I am a lecturer in the School of Mathematical Sciences at Adelaide University. My research involves designing computationally efficient (sometimes private) algorithms that learn from data with principled uncertainty quantification.

I develop and analyse algorithms for Bayesian inference, including sequential Monte Carlo and Markov chain Monte Carlo. I work with applied scientists to develop principled and robust analysis procedures for their data. This involves designing Bayesian models to incorporate domain and expert knowledge, and developing bespoke algorithms. I also design open source software for statisticians, scientists and industry.

Current projects

  • Persuasive Privacy for MCMC algorithms
  • Knots and variance ordering of sequential Monte Carlo algorithms arXiv slides
  • Variance reduction for simulation–based inference

See my full list of arXiv preprints for more.

Selected articles

See Google Scholar for more.

Previous roles and events

In November 2025, I organised the Adelaide Data Privacy Workshop.
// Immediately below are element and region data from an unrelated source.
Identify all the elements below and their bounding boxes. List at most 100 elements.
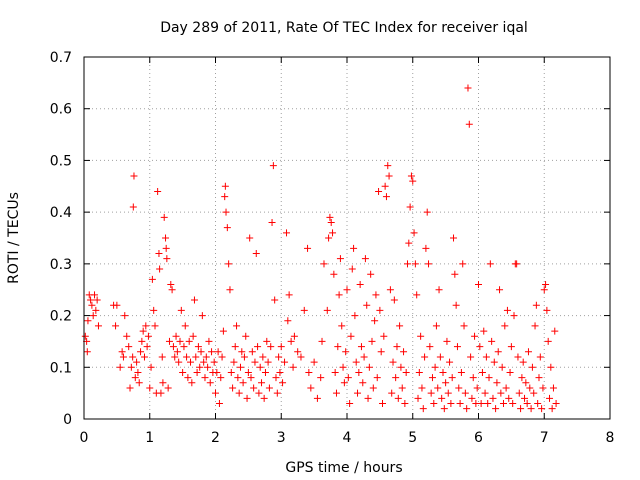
x-tick-label: 3 [277,430,286,446]
data-point [304,244,312,252]
x-tick-label: 8 [606,430,615,446]
data-point [451,270,459,278]
data-point [158,353,166,361]
data-point [427,389,435,397]
data-point [351,312,359,320]
data-point [172,332,180,340]
data-point [410,229,418,237]
data-point [519,358,527,366]
data-point [527,405,535,413]
data-point [534,399,542,407]
data-point [255,389,263,397]
data-point [417,332,425,340]
data-point [177,306,185,314]
data-point [459,260,467,268]
data-point [465,120,473,128]
data-point [468,394,476,402]
x-tick-label: 0 [80,430,89,446]
data-point [213,368,221,376]
data-point [189,332,197,340]
x-tick-label: 1 [145,430,154,446]
data-point [552,399,560,407]
data-point [223,224,231,232]
data-point [453,343,461,351]
data-point [335,291,343,299]
data-point [469,374,477,382]
data-point [180,343,188,351]
data-point [432,322,440,330]
data-point [221,193,229,201]
data-point [377,348,385,356]
data-point [507,343,515,351]
data-point [260,394,268,402]
data-point [346,399,354,407]
data-point [139,327,147,335]
data-point [425,260,433,268]
data-point [277,343,285,351]
data-point [457,368,465,376]
data-point [233,322,241,330]
data-point [528,363,536,371]
data-point [188,379,196,387]
data-point [544,337,552,345]
data-point [244,368,252,376]
data-point [382,193,390,201]
data-point [407,172,415,180]
data-point [310,358,318,366]
data-point [243,394,251,402]
data-point [398,384,406,392]
data-point [409,177,417,185]
data-point [137,348,145,356]
data-point [336,255,344,263]
data-point [347,332,355,340]
data-point [352,358,360,366]
data-point [204,363,212,371]
data-point [342,348,350,356]
data-point [329,229,337,237]
data-point [173,348,181,356]
data-point [279,379,287,387]
data-point [267,343,275,351]
data-point [83,348,91,356]
data-point [200,358,208,366]
data-point [434,384,442,392]
data-point [84,317,92,325]
data-point [375,187,383,195]
data-points [81,84,560,413]
data-point [343,286,351,294]
data-point [484,399,492,407]
data-point [423,208,431,216]
data-point [436,353,444,361]
data-point [388,389,396,397]
data-point [505,394,513,402]
data-point [225,260,233,268]
data-point [196,363,204,371]
data-point [422,244,430,252]
data-point [129,203,137,211]
data-point [450,234,458,242]
data-point [150,306,158,314]
data-point [284,317,292,325]
data-point [134,368,142,376]
data-point [443,337,451,345]
data-point [119,353,127,361]
data-point [222,208,230,216]
data-point [118,348,126,356]
x-tick-label: 6 [474,430,483,446]
data-point [261,368,269,376]
data-point [365,363,373,371]
data-point [460,322,468,330]
data-point [229,384,237,392]
data-point [236,363,244,371]
data-point [193,368,201,376]
data-point [246,234,254,242]
data-point [254,343,262,351]
data-point [235,389,243,397]
data-point [297,353,305,361]
data-point [167,281,175,289]
data-point [509,399,517,407]
data-point [446,358,454,366]
data-point [131,374,139,382]
data-point [394,394,402,402]
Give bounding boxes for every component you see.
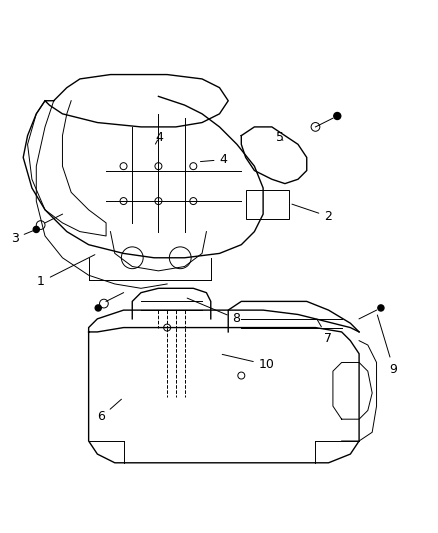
- Circle shape: [333, 112, 340, 119]
- Text: 6: 6: [97, 399, 121, 424]
- Text: 3: 3: [11, 230, 34, 245]
- Circle shape: [377, 305, 383, 311]
- Text: 2: 2: [291, 204, 331, 223]
- Text: 7: 7: [316, 319, 332, 345]
- Text: 9: 9: [377, 315, 396, 376]
- Bar: [245, 190, 289, 219]
- Text: 4: 4: [200, 153, 227, 166]
- Text: 1: 1: [37, 255, 95, 288]
- Circle shape: [33, 227, 39, 232]
- Text: 5: 5: [276, 131, 283, 144]
- Circle shape: [95, 305, 101, 311]
- Text: 10: 10: [222, 354, 274, 371]
- Text: 8: 8: [187, 298, 240, 325]
- Text: 4: 4: [155, 131, 162, 144]
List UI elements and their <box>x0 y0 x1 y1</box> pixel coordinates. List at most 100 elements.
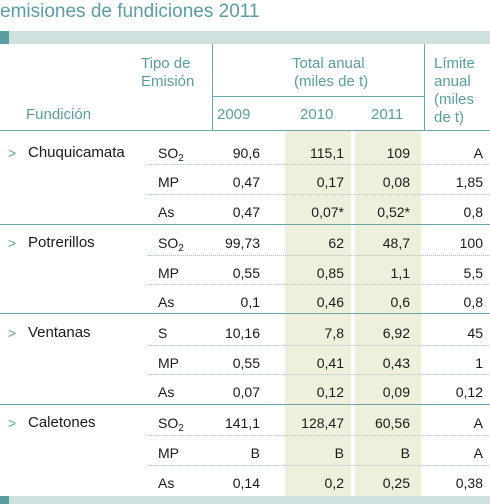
header-total-line2: (miles de t) <box>294 73 369 90</box>
tipo-emision: SO2 <box>158 235 184 254</box>
tipo-emision: MP <box>158 445 179 461</box>
rule-under-total <box>212 96 424 97</box>
fundicion-name: Chuquicamata <box>28 144 125 161</box>
value-2009: 99,73 <box>224 235 260 251</box>
value-2009: 90,6 <box>232 145 260 161</box>
page-title: emisiones de fundiciones 2011 <box>0 1 260 22</box>
value-2011: 1,1 <box>390 265 410 281</box>
header-year-2010: 2010 <box>300 106 334 123</box>
fundicion-name: Potrerillos <box>28 234 95 251</box>
value-2011: 0,09 <box>382 384 410 400</box>
value-2011: 48,7 <box>382 235 410 251</box>
tipo-emision: As <box>158 384 175 400</box>
top-band-accent <box>0 31 9 44</box>
value-2011: 60,56 <box>374 415 410 431</box>
value-2009: 0,14 <box>232 475 260 491</box>
fundicion-name: Caletones <box>28 414 96 431</box>
value-2011: 109 <box>386 145 410 161</box>
value-2010: 0,17 <box>316 174 344 190</box>
value-2010: 0,12 <box>316 384 344 400</box>
value-2010: 0,2 <box>324 475 344 491</box>
header-limite-line2: anual <box>434 73 471 90</box>
rule-vertical-emision <box>212 44 213 131</box>
header-fundicion: Fundición <box>26 106 92 123</box>
value-2011: 0,52* <box>377 204 410 220</box>
value-2009: 0,47 <box>232 174 260 190</box>
header-tipo-line2: Emisión <box>141 73 195 90</box>
value-limite: 5,5 <box>463 265 483 281</box>
row-separator <box>148 255 490 256</box>
value-limite: 0,8 <box>463 294 483 310</box>
tipo-emision: SO2 <box>158 145 184 164</box>
tipo-emision: MP <box>158 174 179 190</box>
value-limite: A <box>473 415 483 431</box>
chevron-right-icon: > <box>8 145 17 161</box>
value-2010: 115,1 <box>310 145 344 161</box>
value-limite: A <box>473 145 483 161</box>
rule-group-separator <box>0 224 490 225</box>
value-limite: 100 <box>459 235 483 251</box>
header-limite-line4: de t) <box>434 109 465 126</box>
header-year-2011: 2011 <box>371 106 404 123</box>
value-2010: 0,46 <box>316 294 344 310</box>
row-separator <box>148 284 490 285</box>
value-2011: 0,43 <box>382 355 410 371</box>
rule-group-separator <box>0 313 490 314</box>
value-2010: B <box>334 445 344 461</box>
row-separator <box>148 435 490 436</box>
value-2009: 141,1 <box>224 415 260 431</box>
value-2009: 0,47 <box>232 204 260 220</box>
value-2010: 62 <box>328 235 344 251</box>
header-limite-line1: Límite <box>434 55 475 72</box>
tipo-emision: MP <box>158 355 179 371</box>
header-limite-line3: (miles <box>434 91 474 108</box>
value-2011: B <box>400 445 410 461</box>
value-2011: 6,92 <box>382 325 410 341</box>
row-separator <box>148 345 490 346</box>
value-2010: 0,41 <box>316 355 344 371</box>
chevron-right-icon: > <box>8 325 17 341</box>
tipo-emision: MP <box>158 265 179 281</box>
value-limite: 1,85 <box>455 174 483 190</box>
value-2010: 0,85 <box>316 265 344 281</box>
rule-group-separator <box>0 404 490 405</box>
tipo-emision: As <box>158 204 175 220</box>
value-limite: 0,12 <box>455 384 483 400</box>
fundicion-name: Ventanas <box>28 324 91 341</box>
tipo-emision: As <box>158 475 175 491</box>
value-2009: 0,07 <box>232 384 260 400</box>
value-2009: B <box>250 445 260 461</box>
tipo-emision: SO2 <box>158 415 184 434</box>
value-2009: 0,55 <box>232 265 260 281</box>
value-limite: 45 <box>467 325 483 341</box>
rule-vertical-limite <box>424 44 425 131</box>
bottom-band <box>0 496 490 504</box>
value-2011: 0,08 <box>382 174 410 190</box>
rule-header-bottom <box>0 130 490 131</box>
bottom-band-accent <box>0 496 9 504</box>
value-2010: 7,8 <box>324 325 344 341</box>
value-limite: 0,8 <box>463 204 483 220</box>
row-separator <box>148 194 490 195</box>
tipo-emision: As <box>158 294 175 310</box>
value-2009: 10,16 <box>224 325 260 341</box>
tipo-emision: S <box>158 325 168 341</box>
value-2011: 0,25 <box>382 475 410 491</box>
chevron-right-icon: > <box>8 415 17 431</box>
chevron-right-icon: > <box>8 235 17 251</box>
header-total-line1: Total anual <box>292 55 365 72</box>
value-2009: 0,1 <box>240 294 260 310</box>
row-separator <box>148 374 490 375</box>
value-limite: 1 <box>475 355 483 371</box>
value-2010: 128,47 <box>301 415 344 431</box>
row-separator <box>148 164 490 165</box>
header-year-2009: 2009 <box>217 106 251 123</box>
row-separator <box>148 465 490 466</box>
header-tipo-line1: Tipo de <box>141 55 191 72</box>
value-2009: 0,55 <box>232 355 260 371</box>
value-2011: 0,6 <box>390 294 410 310</box>
top-band <box>0 31 490 44</box>
value-limite: A <box>473 445 483 461</box>
value-2010: 0,07* <box>311 204 344 220</box>
value-limite: 0,38 <box>455 475 483 491</box>
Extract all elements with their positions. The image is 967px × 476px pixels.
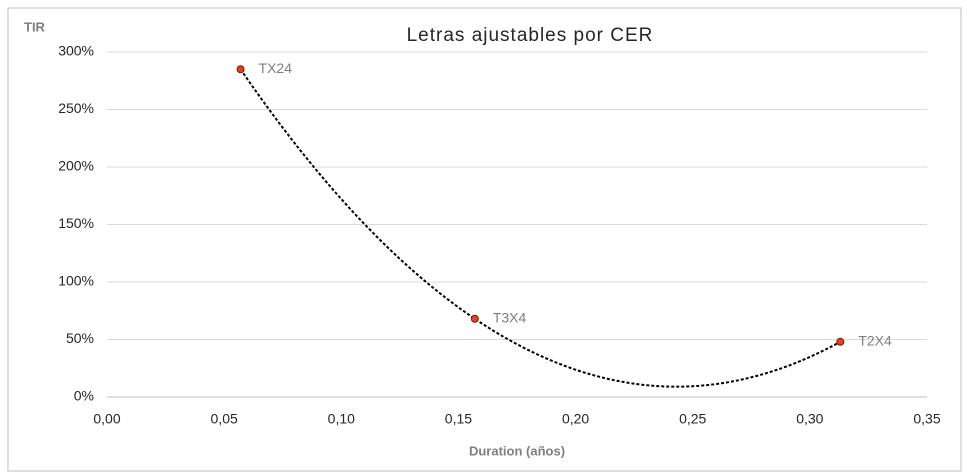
x-tick-label: 0,20 — [562, 411, 589, 427]
x-tick-label: 0,30 — [796, 411, 823, 427]
y-tick-label: 250% — [58, 100, 94, 116]
x-tick-label: 0,00 — [93, 411, 120, 427]
x-tick-label: 0,25 — [679, 411, 706, 427]
y-tick-label: 200% — [58, 158, 94, 174]
y-tick-label: 50% — [66, 330, 94, 346]
point — [236, 65, 245, 74]
x-tick-label: 0,05 — [211, 411, 238, 427]
chart-title: Letras ajustables por CER — [407, 25, 654, 46]
y-axis-title: TIR — [24, 19, 46, 34]
x-tick-label: 0,35 — [913, 411, 940, 427]
data-label: T2X4 — [858, 333, 892, 349]
data-label: T3X4 — [493, 310, 527, 326]
data-label: TX24 — [259, 60, 293, 76]
y-tick-label: 150% — [58, 215, 94, 231]
y-tick-label: 0% — [74, 388, 94, 404]
y-tick-label: 300% — [58, 43, 94, 59]
x-axis-title: Duration (años) — [469, 443, 565, 458]
point — [470, 314, 479, 323]
point — [836, 337, 845, 346]
y-tick-label: 100% — [58, 273, 94, 289]
chart-frame — [7, 7, 962, 472]
x-tick-label: 0,15 — [445, 411, 472, 427]
x-tick-label: 0,10 — [328, 411, 355, 427]
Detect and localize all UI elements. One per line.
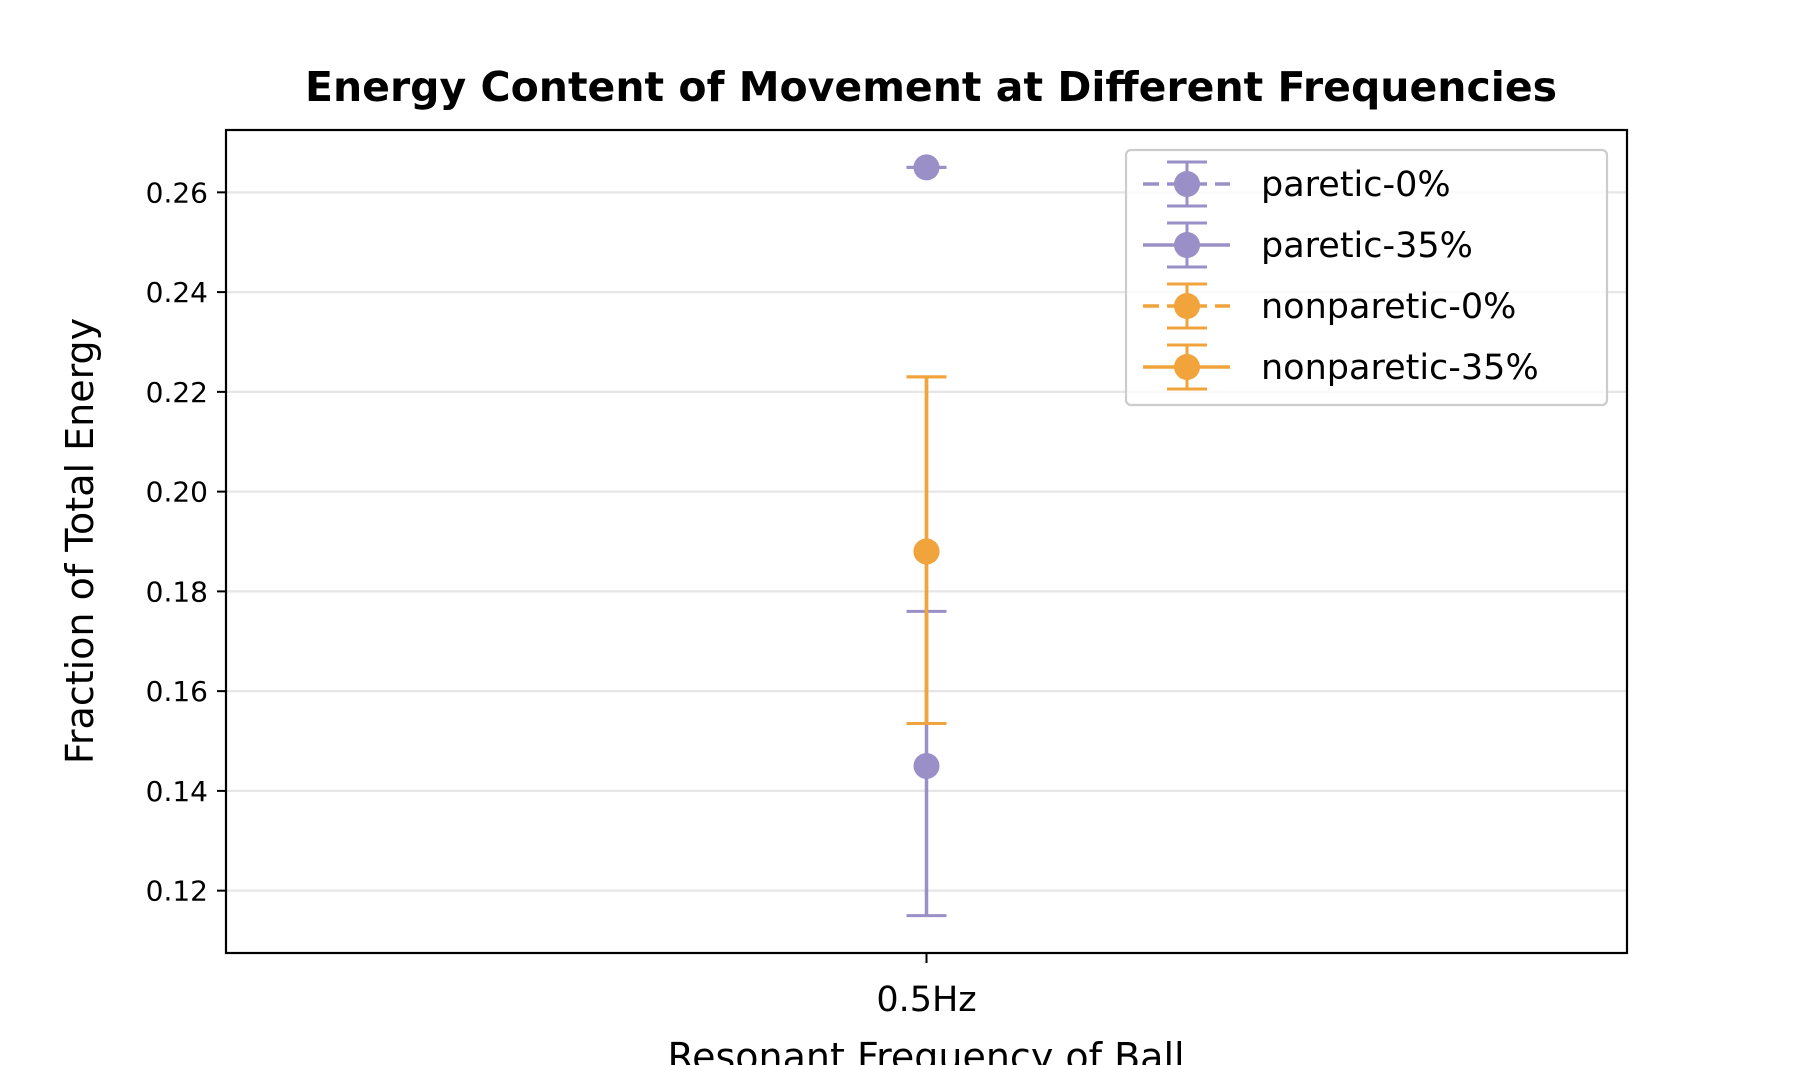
legend-box bbox=[1124, 148, 1609, 407]
y-tick-label: 0.18 bbox=[146, 575, 208, 608]
legend-label: nonparetic-35% bbox=[1261, 348, 1539, 388]
legend: paretic-0% paretic-35% nonparetic-0% nonpar… bbox=[1124, 148, 1609, 407]
legend-marker bbox=[1174, 293, 1200, 319]
legend-label: paretic-0% bbox=[1261, 165, 1451, 205]
legend-label: nonparetic-0% bbox=[1261, 287, 1516, 327]
data-series bbox=[906, 154, 947, 918]
legend-label: paretic-35% bbox=[1261, 226, 1473, 266]
y-tick-label: 0.12 bbox=[146, 875, 208, 908]
plot-frame bbox=[224, 128, 1629, 955]
legend-marker bbox=[1174, 354, 1200, 380]
y-tick-label: 0.22 bbox=[146, 376, 208, 409]
chart-title: Energy Content of Movement at Different … bbox=[305, 63, 1557, 111]
series-nonparetic-35% bbox=[906, 375, 947, 726]
y-tick-label: 0.14 bbox=[146, 775, 208, 808]
legend-item: paretic-35% bbox=[1143, 221, 1473, 269]
legend-item: paretic-0% bbox=[1143, 160, 1451, 208]
y-tick-label: 0.26 bbox=[146, 176, 208, 209]
y-axis-label: Fraction of Total Energy bbox=[58, 318, 102, 764]
x-axis-ticks: 0.5Hz bbox=[876, 953, 977, 1020]
data-point bbox=[913, 154, 940, 181]
data-point bbox=[913, 538, 940, 565]
x-axis-label: Resonant Frequency of Ball bbox=[667, 1035, 1184, 1065]
legend-marker bbox=[1174, 171, 1200, 197]
legend-item: nonparetic-0% bbox=[1143, 282, 1516, 330]
x-tick-label: 0.5Hz bbox=[876, 980, 976, 1020]
y-tick-label: 0.24 bbox=[146, 276, 208, 309]
data-point bbox=[913, 752, 940, 779]
legend-marker bbox=[1174, 232, 1200, 258]
y-axis-ticks: 0.12 0.14 0.16 0.18 0.20 0.22 0.24 0.26 bbox=[146, 176, 226, 908]
series-paretic-0% bbox=[906, 154, 947, 181]
y-tick-label: 0.16 bbox=[146, 675, 208, 708]
y-tick-label: 0.20 bbox=[146, 476, 208, 509]
legend-item: nonparetic-35% bbox=[1143, 343, 1539, 391]
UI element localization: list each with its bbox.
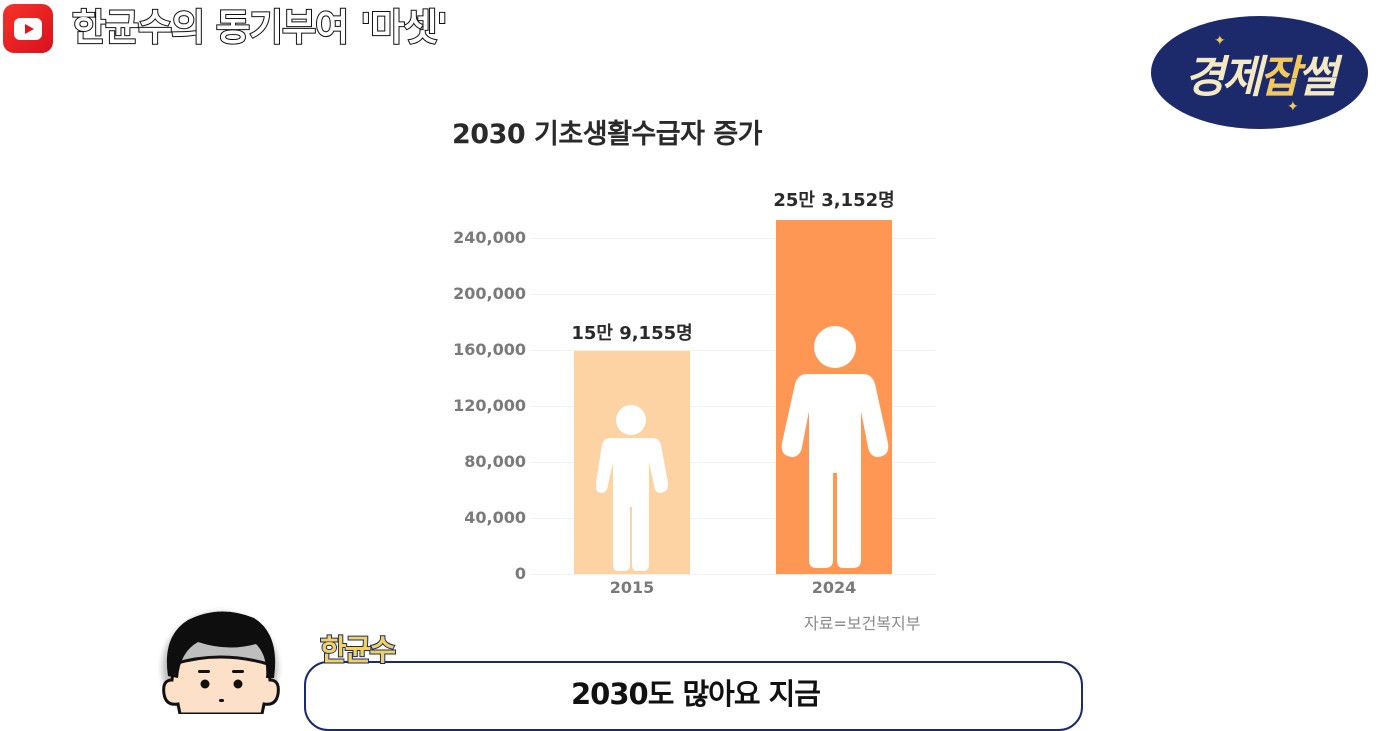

From 2023–2025 I was a postdoc with Prof Christian Robert at CEREMADE, Université Paris Dauphine–PSL. Here I organised the Mostly Monte Carlo Seminar Series.

Prior to Paris, I was postdoc and PhD student with Prof Chris Drovandi in the School of Mathematical Sciences, Queensland University of Technology (QUT), and part of the Centre for Data Science at QUT. During my PhD I was co-supervised by Prof Anthony Lee (University of Bristol).

In 2023, I was chair of the SMC Down Under organising committee.